Sustainable innovation

Bejo is working on R&D focused on a real, sustainable demand to encourage the 100% use of the resources and to “harvest and sell 100% of the plants”
Bejo Pedro María Jurado

“The times we are living through are full of fast changes, and the perception is that the development of fruit and vegetable growing is evolving. This situation makes us think that the working method started by Bejo many years ago, combining innovation, but adapting to the reality of production, is the right one,” Enrique Cadiñanos, Head of Sales and Development at Bejo, tells Fruit Today. The situation of inputs, along with climate change is limiting agricultural surface area, in such a way that it is going to be difficult to find markets saturated with produce. On the other hand, it is obvious that the protection of health and how convenient purchase formats are in terms of the reality of Spanish households are driving forward innovations, but always based on sustainable productions, which the producers are able to programme. Accordingly, the best examples from Bejo are REDI, a vegetable that is easy to produce, but with unbeatable presentation and flavour, which can be produced reasonably on the farms; and Bmox, a seed presentation that enhances the strength and uniformity to obtain greater production on the same surface area, with fewer inputs, as it takes advantage of the plant’s own defences. “The quality will always be there: without it the produce doesn’t sell. But the priority is going to fall increasingly on varieties that are resistant to an ever more extreme environmental situation.”

New developments at Ifema

At Fruit Attraction, Bejo will show some of its latest developments. One of them is Akasya, the first variety of its commitment to cucumber in Almeria and in new inland regions. “The main retailers on the Spanish market are already opting for this variety.”

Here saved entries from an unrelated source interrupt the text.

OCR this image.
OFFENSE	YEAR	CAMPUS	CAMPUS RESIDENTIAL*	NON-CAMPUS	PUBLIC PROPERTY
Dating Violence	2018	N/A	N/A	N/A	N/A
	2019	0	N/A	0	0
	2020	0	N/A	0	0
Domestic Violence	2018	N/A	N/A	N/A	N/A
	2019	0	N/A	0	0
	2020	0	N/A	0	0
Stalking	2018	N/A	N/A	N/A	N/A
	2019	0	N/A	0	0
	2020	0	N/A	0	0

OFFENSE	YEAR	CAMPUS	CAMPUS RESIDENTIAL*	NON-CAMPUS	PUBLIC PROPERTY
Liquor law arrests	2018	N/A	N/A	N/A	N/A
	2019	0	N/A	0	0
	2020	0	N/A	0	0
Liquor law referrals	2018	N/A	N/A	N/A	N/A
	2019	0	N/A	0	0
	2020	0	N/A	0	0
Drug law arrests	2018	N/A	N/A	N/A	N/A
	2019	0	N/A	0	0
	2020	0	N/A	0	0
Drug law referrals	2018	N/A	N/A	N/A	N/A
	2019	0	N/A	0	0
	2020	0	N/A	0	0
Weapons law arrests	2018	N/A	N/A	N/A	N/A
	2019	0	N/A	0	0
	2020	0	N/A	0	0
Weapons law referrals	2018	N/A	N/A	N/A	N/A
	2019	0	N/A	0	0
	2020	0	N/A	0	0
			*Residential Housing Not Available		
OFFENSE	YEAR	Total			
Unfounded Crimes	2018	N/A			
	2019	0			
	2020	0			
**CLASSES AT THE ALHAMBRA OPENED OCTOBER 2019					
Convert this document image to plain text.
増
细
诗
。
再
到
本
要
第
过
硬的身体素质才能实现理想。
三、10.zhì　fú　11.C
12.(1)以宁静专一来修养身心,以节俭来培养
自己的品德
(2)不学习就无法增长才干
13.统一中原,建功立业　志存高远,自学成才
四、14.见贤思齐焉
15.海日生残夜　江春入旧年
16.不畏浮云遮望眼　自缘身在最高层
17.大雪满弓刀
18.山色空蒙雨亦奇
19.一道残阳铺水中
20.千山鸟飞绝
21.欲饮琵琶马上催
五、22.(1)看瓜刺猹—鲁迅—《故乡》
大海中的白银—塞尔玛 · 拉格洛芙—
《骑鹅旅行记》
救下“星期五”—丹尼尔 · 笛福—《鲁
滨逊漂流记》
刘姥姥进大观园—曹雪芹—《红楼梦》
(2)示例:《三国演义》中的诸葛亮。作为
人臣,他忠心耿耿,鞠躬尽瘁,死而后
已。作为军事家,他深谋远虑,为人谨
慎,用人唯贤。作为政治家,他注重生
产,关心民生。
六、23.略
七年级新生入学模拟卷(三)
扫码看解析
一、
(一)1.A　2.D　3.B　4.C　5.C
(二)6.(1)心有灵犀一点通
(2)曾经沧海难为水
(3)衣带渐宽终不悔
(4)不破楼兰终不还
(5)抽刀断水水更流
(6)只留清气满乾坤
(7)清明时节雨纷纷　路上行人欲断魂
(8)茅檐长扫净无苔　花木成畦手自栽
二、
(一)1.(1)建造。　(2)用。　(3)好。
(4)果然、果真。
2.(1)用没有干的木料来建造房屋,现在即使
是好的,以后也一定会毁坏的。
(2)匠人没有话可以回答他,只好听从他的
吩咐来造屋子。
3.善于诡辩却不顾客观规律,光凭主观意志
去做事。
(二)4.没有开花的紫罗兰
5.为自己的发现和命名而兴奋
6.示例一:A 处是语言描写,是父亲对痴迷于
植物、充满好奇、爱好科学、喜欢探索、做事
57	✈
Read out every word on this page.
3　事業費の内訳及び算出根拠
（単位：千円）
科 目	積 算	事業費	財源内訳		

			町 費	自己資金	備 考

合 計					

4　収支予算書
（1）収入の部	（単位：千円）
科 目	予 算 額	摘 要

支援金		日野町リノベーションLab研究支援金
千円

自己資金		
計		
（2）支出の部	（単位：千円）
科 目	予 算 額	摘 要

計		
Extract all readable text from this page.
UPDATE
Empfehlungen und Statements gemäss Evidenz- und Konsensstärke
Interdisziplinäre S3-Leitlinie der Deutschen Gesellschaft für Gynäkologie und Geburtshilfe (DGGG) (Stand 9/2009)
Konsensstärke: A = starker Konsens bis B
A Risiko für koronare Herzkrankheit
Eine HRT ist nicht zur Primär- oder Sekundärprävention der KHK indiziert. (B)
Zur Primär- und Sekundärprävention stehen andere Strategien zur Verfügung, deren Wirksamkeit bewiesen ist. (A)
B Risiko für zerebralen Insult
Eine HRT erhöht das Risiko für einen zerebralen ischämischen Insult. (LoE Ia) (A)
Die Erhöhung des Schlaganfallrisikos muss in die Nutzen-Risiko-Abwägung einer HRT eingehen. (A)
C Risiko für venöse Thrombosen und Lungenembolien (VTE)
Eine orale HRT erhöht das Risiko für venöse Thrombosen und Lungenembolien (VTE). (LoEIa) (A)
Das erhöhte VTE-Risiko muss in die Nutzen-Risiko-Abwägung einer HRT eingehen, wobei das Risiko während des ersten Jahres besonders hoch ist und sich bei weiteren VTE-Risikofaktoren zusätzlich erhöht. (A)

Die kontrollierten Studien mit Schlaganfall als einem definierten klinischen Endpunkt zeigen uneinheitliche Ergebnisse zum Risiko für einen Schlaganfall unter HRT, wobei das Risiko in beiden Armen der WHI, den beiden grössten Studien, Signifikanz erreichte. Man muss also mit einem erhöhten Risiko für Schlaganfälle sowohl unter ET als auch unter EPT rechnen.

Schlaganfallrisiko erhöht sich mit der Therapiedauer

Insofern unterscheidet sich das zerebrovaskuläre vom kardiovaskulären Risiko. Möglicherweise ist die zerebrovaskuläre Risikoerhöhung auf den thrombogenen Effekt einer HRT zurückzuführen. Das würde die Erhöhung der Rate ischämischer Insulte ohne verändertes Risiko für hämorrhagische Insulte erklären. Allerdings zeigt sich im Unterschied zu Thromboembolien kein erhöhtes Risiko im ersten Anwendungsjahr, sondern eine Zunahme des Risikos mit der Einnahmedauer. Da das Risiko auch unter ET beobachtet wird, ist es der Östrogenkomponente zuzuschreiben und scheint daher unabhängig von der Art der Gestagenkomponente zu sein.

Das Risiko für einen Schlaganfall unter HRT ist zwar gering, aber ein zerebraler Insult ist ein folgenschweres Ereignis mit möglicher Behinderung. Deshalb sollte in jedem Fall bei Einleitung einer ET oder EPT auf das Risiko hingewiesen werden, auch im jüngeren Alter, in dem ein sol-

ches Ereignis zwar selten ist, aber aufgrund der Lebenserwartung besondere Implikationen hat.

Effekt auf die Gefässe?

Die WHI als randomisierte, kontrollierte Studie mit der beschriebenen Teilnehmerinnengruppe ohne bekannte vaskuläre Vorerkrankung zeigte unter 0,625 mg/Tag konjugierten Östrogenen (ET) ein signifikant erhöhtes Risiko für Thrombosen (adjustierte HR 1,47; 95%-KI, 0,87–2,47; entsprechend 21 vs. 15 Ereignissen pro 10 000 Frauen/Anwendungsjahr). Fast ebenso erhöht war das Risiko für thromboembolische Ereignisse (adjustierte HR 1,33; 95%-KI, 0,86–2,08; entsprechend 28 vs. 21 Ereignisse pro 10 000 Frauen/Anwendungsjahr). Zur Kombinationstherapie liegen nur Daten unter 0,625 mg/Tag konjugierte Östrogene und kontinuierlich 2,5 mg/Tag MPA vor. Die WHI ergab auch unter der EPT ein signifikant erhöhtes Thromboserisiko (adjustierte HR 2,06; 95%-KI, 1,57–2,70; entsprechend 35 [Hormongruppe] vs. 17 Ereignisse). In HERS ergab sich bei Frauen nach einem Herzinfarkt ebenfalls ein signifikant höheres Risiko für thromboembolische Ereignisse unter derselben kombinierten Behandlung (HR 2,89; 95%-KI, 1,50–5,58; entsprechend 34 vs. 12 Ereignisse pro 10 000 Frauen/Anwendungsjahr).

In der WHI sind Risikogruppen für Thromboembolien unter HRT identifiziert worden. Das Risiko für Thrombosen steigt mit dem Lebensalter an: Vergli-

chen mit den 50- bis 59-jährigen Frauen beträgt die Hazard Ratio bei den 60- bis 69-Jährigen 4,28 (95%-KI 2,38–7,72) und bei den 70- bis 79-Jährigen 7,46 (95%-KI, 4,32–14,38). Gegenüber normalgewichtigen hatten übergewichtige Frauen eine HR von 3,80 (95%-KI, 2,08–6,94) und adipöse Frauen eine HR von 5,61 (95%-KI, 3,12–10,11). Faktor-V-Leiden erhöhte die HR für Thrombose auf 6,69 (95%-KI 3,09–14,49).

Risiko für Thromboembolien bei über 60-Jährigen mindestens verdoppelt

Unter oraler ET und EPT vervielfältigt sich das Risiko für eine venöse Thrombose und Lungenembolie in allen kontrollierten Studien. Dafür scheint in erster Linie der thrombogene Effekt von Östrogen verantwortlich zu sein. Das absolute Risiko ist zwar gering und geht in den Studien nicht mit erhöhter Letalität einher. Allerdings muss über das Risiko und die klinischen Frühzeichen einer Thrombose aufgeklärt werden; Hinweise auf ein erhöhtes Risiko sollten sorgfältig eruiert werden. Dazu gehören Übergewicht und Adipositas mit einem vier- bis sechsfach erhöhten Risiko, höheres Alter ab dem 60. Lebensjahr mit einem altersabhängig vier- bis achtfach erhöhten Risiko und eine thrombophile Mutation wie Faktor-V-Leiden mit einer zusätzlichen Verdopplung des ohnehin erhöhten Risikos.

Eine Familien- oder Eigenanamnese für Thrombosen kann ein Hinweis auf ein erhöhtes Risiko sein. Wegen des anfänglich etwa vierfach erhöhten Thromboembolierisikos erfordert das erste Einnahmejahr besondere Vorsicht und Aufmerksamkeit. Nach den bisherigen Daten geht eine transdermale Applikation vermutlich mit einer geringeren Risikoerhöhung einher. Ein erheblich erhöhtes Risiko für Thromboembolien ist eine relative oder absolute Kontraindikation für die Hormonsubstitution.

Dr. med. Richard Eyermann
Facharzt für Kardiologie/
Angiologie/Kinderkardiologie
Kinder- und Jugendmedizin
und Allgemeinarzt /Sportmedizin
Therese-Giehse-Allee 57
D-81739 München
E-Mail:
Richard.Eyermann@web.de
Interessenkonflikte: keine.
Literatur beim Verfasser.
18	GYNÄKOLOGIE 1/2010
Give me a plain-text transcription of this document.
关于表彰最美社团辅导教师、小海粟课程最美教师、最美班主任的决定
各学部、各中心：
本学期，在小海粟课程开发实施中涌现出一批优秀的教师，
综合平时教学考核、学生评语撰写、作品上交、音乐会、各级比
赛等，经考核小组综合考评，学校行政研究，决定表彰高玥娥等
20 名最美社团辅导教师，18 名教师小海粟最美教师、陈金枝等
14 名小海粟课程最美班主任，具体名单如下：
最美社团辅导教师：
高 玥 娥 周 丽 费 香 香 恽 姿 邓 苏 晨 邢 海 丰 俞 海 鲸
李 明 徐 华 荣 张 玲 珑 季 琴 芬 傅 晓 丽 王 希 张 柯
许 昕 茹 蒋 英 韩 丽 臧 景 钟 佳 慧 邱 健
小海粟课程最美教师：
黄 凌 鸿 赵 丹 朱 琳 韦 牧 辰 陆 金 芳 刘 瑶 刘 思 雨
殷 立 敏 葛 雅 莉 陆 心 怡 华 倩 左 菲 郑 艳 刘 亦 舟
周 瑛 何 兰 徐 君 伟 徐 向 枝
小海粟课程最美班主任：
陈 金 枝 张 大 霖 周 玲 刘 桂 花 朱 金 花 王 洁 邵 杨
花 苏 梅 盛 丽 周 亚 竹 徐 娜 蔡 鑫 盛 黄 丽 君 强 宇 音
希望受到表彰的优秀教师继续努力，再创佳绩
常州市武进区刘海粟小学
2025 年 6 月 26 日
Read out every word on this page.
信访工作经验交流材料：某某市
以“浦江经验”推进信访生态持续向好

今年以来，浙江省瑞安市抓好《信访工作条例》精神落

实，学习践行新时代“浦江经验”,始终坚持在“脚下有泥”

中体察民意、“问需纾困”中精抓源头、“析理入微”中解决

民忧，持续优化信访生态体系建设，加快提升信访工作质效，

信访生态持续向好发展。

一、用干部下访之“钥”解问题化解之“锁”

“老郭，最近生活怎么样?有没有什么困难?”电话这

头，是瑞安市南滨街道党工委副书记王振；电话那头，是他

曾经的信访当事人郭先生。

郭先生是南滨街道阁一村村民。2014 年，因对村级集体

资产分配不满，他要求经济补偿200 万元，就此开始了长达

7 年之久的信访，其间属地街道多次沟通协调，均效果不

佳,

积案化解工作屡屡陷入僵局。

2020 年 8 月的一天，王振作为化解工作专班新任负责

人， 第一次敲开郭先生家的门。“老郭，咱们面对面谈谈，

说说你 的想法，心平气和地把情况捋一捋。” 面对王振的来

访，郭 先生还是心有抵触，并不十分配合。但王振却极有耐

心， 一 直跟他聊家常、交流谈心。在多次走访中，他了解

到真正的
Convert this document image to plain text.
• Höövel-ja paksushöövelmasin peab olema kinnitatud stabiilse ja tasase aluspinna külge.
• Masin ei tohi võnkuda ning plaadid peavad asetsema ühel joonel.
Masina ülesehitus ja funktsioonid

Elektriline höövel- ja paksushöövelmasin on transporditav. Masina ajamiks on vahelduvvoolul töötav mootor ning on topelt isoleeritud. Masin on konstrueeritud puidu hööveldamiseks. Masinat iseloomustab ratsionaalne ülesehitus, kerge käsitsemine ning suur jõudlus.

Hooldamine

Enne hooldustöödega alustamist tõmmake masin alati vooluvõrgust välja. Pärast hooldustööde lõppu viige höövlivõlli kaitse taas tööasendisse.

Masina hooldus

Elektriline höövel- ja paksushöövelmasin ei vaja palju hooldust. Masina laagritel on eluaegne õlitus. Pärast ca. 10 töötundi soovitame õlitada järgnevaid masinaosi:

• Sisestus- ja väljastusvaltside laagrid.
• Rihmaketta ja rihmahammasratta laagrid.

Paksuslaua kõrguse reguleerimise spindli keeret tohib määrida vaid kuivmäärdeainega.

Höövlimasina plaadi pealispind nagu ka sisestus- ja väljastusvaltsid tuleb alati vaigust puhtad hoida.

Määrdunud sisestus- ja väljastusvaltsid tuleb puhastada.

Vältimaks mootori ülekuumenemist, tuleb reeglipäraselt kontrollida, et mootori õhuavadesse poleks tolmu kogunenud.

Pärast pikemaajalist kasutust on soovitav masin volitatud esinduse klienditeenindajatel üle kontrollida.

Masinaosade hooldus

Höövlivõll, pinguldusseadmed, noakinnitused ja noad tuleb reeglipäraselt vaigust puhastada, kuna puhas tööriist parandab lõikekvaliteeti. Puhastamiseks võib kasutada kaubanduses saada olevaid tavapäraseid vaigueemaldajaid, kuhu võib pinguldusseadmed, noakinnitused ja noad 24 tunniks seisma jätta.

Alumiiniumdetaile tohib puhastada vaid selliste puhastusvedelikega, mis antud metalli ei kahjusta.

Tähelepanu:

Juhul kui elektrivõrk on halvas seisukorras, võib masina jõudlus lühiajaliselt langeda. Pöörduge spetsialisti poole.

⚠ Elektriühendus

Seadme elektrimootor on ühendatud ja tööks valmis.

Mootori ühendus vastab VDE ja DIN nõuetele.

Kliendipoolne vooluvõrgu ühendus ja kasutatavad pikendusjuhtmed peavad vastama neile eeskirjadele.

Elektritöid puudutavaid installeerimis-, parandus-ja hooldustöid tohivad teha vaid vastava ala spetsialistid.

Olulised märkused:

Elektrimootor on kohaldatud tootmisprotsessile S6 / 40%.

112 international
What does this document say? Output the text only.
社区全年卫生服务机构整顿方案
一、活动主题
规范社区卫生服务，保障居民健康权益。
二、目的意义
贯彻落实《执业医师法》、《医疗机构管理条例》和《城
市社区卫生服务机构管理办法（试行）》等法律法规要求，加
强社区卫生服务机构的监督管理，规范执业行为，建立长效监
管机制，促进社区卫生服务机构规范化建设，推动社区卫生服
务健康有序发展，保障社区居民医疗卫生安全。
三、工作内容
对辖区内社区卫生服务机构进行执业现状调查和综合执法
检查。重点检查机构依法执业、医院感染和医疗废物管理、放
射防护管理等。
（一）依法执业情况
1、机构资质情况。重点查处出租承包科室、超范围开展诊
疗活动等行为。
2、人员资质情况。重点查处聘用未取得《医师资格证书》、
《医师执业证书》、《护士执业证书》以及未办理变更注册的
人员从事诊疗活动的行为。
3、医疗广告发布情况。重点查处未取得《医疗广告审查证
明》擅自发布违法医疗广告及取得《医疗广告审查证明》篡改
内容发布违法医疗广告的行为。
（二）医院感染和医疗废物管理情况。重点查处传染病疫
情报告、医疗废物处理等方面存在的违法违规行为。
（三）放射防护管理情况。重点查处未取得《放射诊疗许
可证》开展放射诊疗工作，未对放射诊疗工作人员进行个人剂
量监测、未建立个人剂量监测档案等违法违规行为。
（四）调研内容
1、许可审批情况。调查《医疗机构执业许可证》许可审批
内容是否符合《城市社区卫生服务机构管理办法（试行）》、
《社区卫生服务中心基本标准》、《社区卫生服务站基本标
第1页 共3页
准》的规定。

In onions, the new option is Macon, a sweet Vidalia-type variety, which allows the Spanish harvest to be started early, and as it also keeps well, getting ahead of onions from other sources, it allows the Spanish production to be extended.

They also have new varieties of shallot, but starting from seeds and not from bulbs, avoiding contamination by viruses and other pathogens and bringing ease of production, which means a revolution in the reduction of costs for this crop (this makes it possible for production in Spain). In leafy vegetables, the new development is Pershing, a semi-Savoy-type spinach that is resistant to 19 strains of Mildew.

Redi will also be there (purple sprouting broccoli), awarded with the Innovation Hub 2020. Bejo is continuing its introduction with very good results in top-class restaurants. “We are going to have a permanent point of sale in Mercamadrid that will concentrate the retail sales for Madrid and, subsequently, for the rest of Spain.” Outside Spain’s borders, it has been introduced in Germany, Scandinavia and the United Kingdom (using other brand names there).

Finally, they are going to present an important development in the improvement of bee queens for the environment, with greater adaptation to climate change that will allow the seed production to be maintained under the new environmental conditions due to their adaptability.

At the trade fair, the Bejo team will hold meetings with clients, to whom they will pass on their sustainability policy on the subject of SDOs, actions that are going to make ecological production easier “The Green Deal calendar is one of our priorities. We want to transmit the urgency for starting up the processes in order to get there in time”.